Solar is different from a generator, in that a generator is already producing AC, and as long as it produces a reasonable frequency and waveform you're good. Solar produces DC, which you then need to convert to AC, and the inverters that are typically installed are not able to do their own waveform shaping, depending on the grid to do it for them. It's possible to get inverters that handle this correctly, but they're more expensive, so typical home solar installs don't use them.
Or is it a horse and cart problem? Since there is legislation against it, there is not a demand, and prices have stayed high to sell them as "off grid" tech only? Most anybody would spend $500 extra on a 30k system for guaranteed power during blackouts.
Inverters are only used for DC to AC conversion, cogeneration sets are conventional prime mover setups that output 3-phase AC directly. The problem likely has to do with islanded grid stability, without the grid you have to take care of power factor correction and grid voltage regulation yourself, this can get pretty dicey if you don't have direct control or knowledge of the type of loads you'll have.
In an islanded mode of operation you also need to match load and generation to maintain system frequency, which is tough to do with cogen and non-controlled loads.

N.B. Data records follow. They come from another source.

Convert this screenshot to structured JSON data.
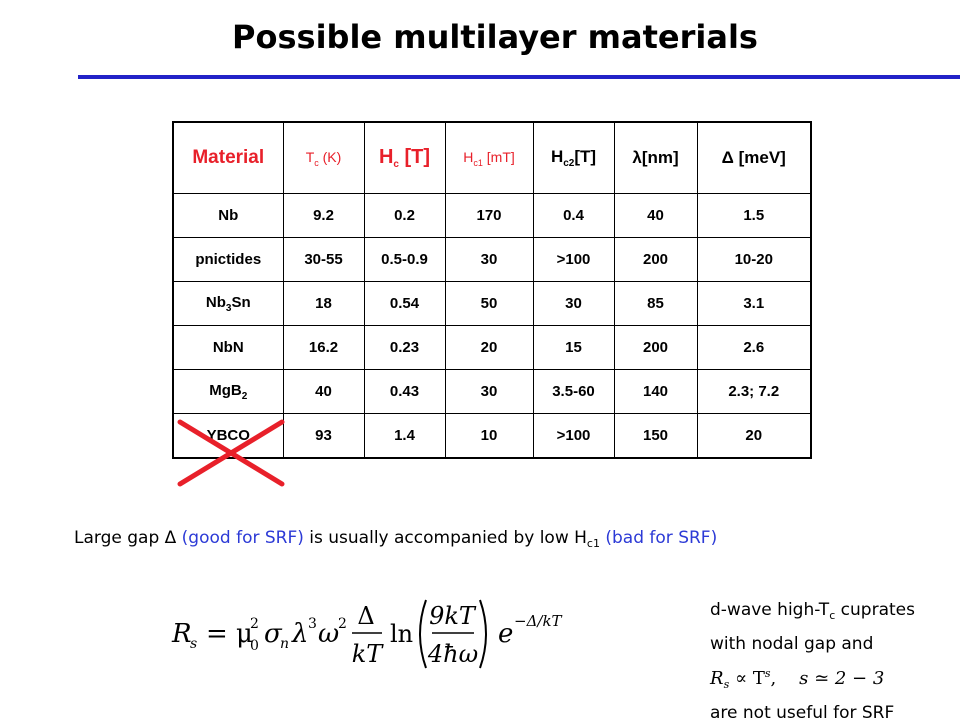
{
  "title": "Possible multilayer materials",
  "accent_color": "#2222c8",
  "header_color": "#e8202a",
  "table": {
    "headers": {
      "material": "Material",
      "tc": {
        "main": "T",
        "sub": "c",
        "rest": " (K)"
      },
      "hc": {
        "main": "H",
        "sub": "c",
        "rest": " [T]"
      },
      "hc1": {
        "main": "H",
        "sub": "c1",
        "rest": " [mT]"
      },
      "hc2": {
        "main": "H",
        "sub": "c2",
        "rest": "[T]"
      },
      "lambda": "λ[nm]",
      "delta": "Δ [meV]"
    },
    "rows": [
      {
        "material": "Nb",
        "material_sub": "",
        "material_tail": "",
        "tc": "9.2",
        "hc": "0.2",
        "hc1": "170",
        "hc2": "0.4",
        "lambda": "40",
        "delta": "1.5"
      },
      {
        "material": "pnictides",
        "material_sub": "",
        "material_tail": "",
        "tc": "30-55",
        "hc": "0.5-0.9",
        "hc1": "30",
        "hc2": ">100",
        "lambda": "200",
        "delta": "10-20"
      },
      {
        "material": "Nb",
        "material_sub": "3",
        "material_tail": "Sn",
        "tc": "18",
        "hc": "0.54",
        "hc1": "50",
        "hc2": "30",
        "lambda": "85",
        "delta": "3.1"
      },
      {
        "material": "NbN",
        "material_sub": "",
        "material_tail": "",
        "tc": "16.2",
        "hc": "0.23",
        "hc1": "20",
        "hc2": "15",
        "lambda": "200",
        "delta": "2.6"
      },
      {
        "material": "MgB",
        "material_sub": "2",
        "material_tail": "",
        "tc": "40",
        "hc": "0.43",
        "hc1": "30",
        "hc2": "3.5-60",
        "lambda": "140",
        "delta": "2.3; 7.2"
      },
      {
        "material": "YBCO",
        "material_sub": "",
        "material_tail": "",
        "tc": "93",
        "hc": "1.4",
        "hc1": "10",
        "hc2": ">100",
        "lambda": "150",
        "delta": "20"
      }
    ]
  },
  "note": {
    "part1": "Large gap Δ ",
    "part2": "(good for SRF)",
    "part3": " is usually accompanied by low H",
    "sub": "c1",
    "part4": " ",
    "part5": "(bad for SRF)"
  },
  "side_note": {
    "line1_a": "d-wave high-T",
    "line1_sub": "c",
    "line1_b": " cuprates",
    "line2": "with nodal gap and",
    "line3_rel": "R",
    "line3_rel_sub": "s",
    "line3_rel_b": " ∝ T",
    "line3_rel_sup": "s",
    "line3_cond": "s ≃ 2 − 3",
    "line4": "are not useful for SRF"
  },
  "formula": {
    "lhs": "R",
    "lhs_sub": "s",
    "mu": "= μ",
    "mu_sup": "2",
    "mu_sub": "0",
    "sigma": "σ",
    "sigma_sub": "n",
    "lambda": "λ",
    "lambda_sup": "3",
    "omega": "ω",
    "omega_sup": "2",
    "frac1_num": "Δ",
    "frac1_den": "kT",
    "ln": "ln",
    "frac2_num": "9kT",
    "frac2_den": "4ħω",
    "exp_base": "e",
    "exp_sup": "−Δ/kT"
  }
}
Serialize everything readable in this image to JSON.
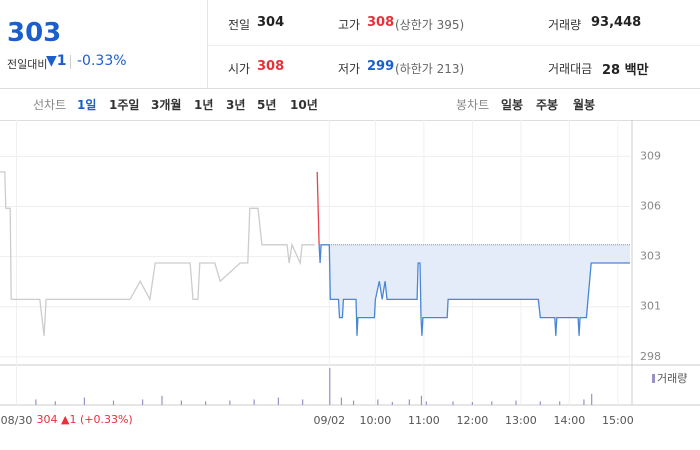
{
  "header": {
    "price": "303",
    "change_label": "전일대비",
    "change": "▼1",
    "change_rate": "-0.33%",
    "stats": [
      {
        "label": "전일",
        "value": "304"
      },
      {
        "label": "고가",
        "value": "308",
        "note": "(상한가 395)"
      },
      {
        "label": "거래량",
        "value": "93,448"
      },
      {
        "label": "시가",
        "value": "308"
      },
      {
        "label": "저가",
        "value": "299",
        "note": "(하한가 213)"
      },
      {
        "label": "거래대금",
        "value": "28 백만"
      }
    ]
  },
  "tabs": {
    "line_label": "선차트",
    "line_periods": [
      "1일",
      "1주일",
      "3개월",
      "1년",
      "3년",
      "5년",
      "10년"
    ],
    "candle_label": "봉차트",
    "candle_periods": [
      "일봉",
      "주봉",
      "월봉"
    ]
  },
  "footer": {
    "close": "304",
    "change": "▲1",
    "rate": "(+0.33%)"
  },
  "chart_data": {
    "type": "line",
    "xlim": [
      2.26,
      15.25
    ],
    "xticks": [
      {
        "value": 2.6,
        "label": "08/30"
      },
      {
        "value": 9.05,
        "label": "09/02"
      },
      {
        "value": 10,
        "label": "10:00"
      },
      {
        "value": 11,
        "label": "11:00"
      },
      {
        "value": 12,
        "label": "12:00"
      },
      {
        "value": 13,
        "label": "13:00"
      },
      {
        "value": 14,
        "label": "14:00"
      },
      {
        "value": 15,
        "label": "15:00"
      }
    ],
    "ylim": [
      297.4,
      310.3
    ],
    "yticks": [
      {
        "value": 297.85,
        "label": "298"
      },
      {
        "value": 300.6,
        "label": "301"
      },
      {
        "value": 303.35,
        "label": "303"
      },
      {
        "value": 306.1,
        "label": "306"
      },
      {
        "value": 308.85,
        "label": "309"
      }
    ],
    "prev_close": 304,
    "series": [
      {
        "color": "#cccccc",
        "x": [
          2.26,
          2.36,
          2.38,
          2.47,
          2.49,
          3.08,
          3.17,
          3.21,
          4.32,
          4.94,
          5.15,
          5.35,
          5.46,
          6.18,
          6.24,
          6.34,
          6.38,
          6.69,
          6.8,
          7.21,
          7.37,
          7.41,
          7.58,
          7.66,
          8.18,
          8.22,
          8.28,
          8.45,
          8.49,
          8.75
        ],
        "values": [
          308,
          308,
          306,
          306,
          301,
          301,
          299,
          301,
          301,
          301,
          302,
          301,
          303,
          303,
          301,
          301,
          303,
          303,
          302,
          303,
          303,
          306,
          306,
          304,
          304,
          303,
          304,
          303,
          304,
          304
        ]
      },
      {
        "color": "#e8424b",
        "x": [
          8.8,
          8.84
        ],
        "values": [
          308,
          304
        ]
      },
      {
        "color": "#4a86d8",
        "fill": "#e3ecf8",
        "x": [
          8.84,
          8.86,
          8.88,
          9.05,
          9.07,
          9.24,
          9.26,
          9.32,
          9.34,
          9.6,
          9.62,
          9.64,
          9.98,
          10.0,
          10.08,
          10.14,
          10.2,
          10.24,
          10.86,
          10.88,
          10.92,
          10.94,
          10.96,
          10.98,
          11.48,
          11.5,
          13.36,
          13.4,
          13.7,
          13.72,
          13.74,
          14.18,
          14.2,
          14.22,
          14.35,
          14.45,
          15.25
        ],
        "values": [
          304,
          303,
          304,
          304,
          301,
          301,
          300,
          300,
          301,
          301,
          299,
          300,
          300,
          301,
          302,
          301,
          302,
          301,
          301,
          303,
          303,
          300,
          299,
          300,
          300,
          301,
          301,
          300,
          300,
          299,
          300,
          300,
          299,
          300,
          300,
          303,
          303
        ]
      }
    ],
    "volume": {
      "name": "거래량",
      "color": "#9a90c8",
      "ylim": [
        0,
        100
      ],
      "x": [
        3.0,
        3.4,
        4.0,
        4.6,
        5.2,
        5.6,
        6.0,
        6.5,
        7.0,
        7.5,
        8.0,
        8.5,
        9.06,
        9.3,
        9.55,
        10.05,
        10.35,
        10.7,
        10.95,
        11.05,
        11.6,
        12.0,
        12.4,
        12.9,
        13.4,
        13.8,
        14.3,
        14.46
      ],
      "values": [
        15,
        10,
        20,
        12,
        15,
        25,
        12,
        10,
        12,
        15,
        20,
        15,
        100,
        20,
        12,
        15,
        8,
        15,
        25,
        10,
        10,
        8,
        10,
        12,
        10,
        10,
        15,
        30
      ]
    }
  }
}
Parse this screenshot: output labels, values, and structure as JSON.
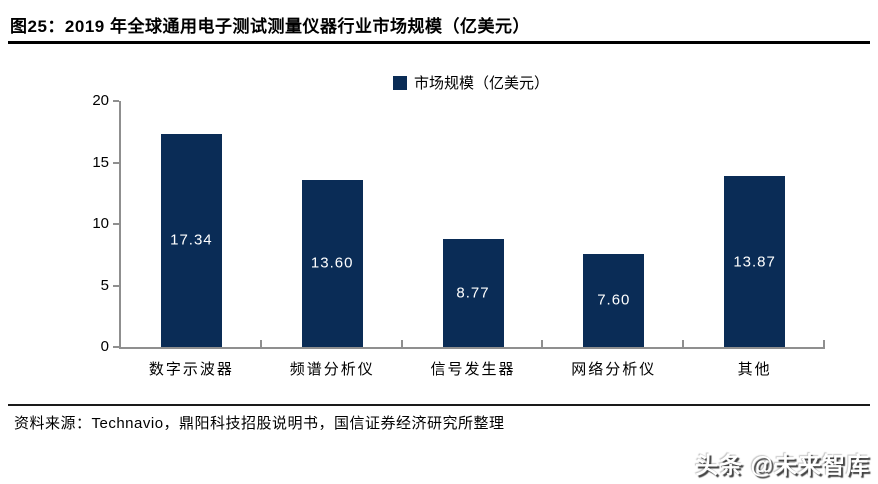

Basically, it can work, but the whole system is going to need to be engineered for it from the outset.

I work for a significant tech company in the Valley and we are in the PG&E grid, but we have diesel backup generators that we immediately fired up when power was cut to a few of our buildings. “Tied” to the grid doesn’t preclude backup power. As long as we can get fuel trucks to our buildings, we can run indefinitely.
Thanks for the clarification; I was wondering what had happened to their cogeneration plant.

I remember some time ago when the cogeneration plant failed and took out power in one building where many biological samples were stored at -80.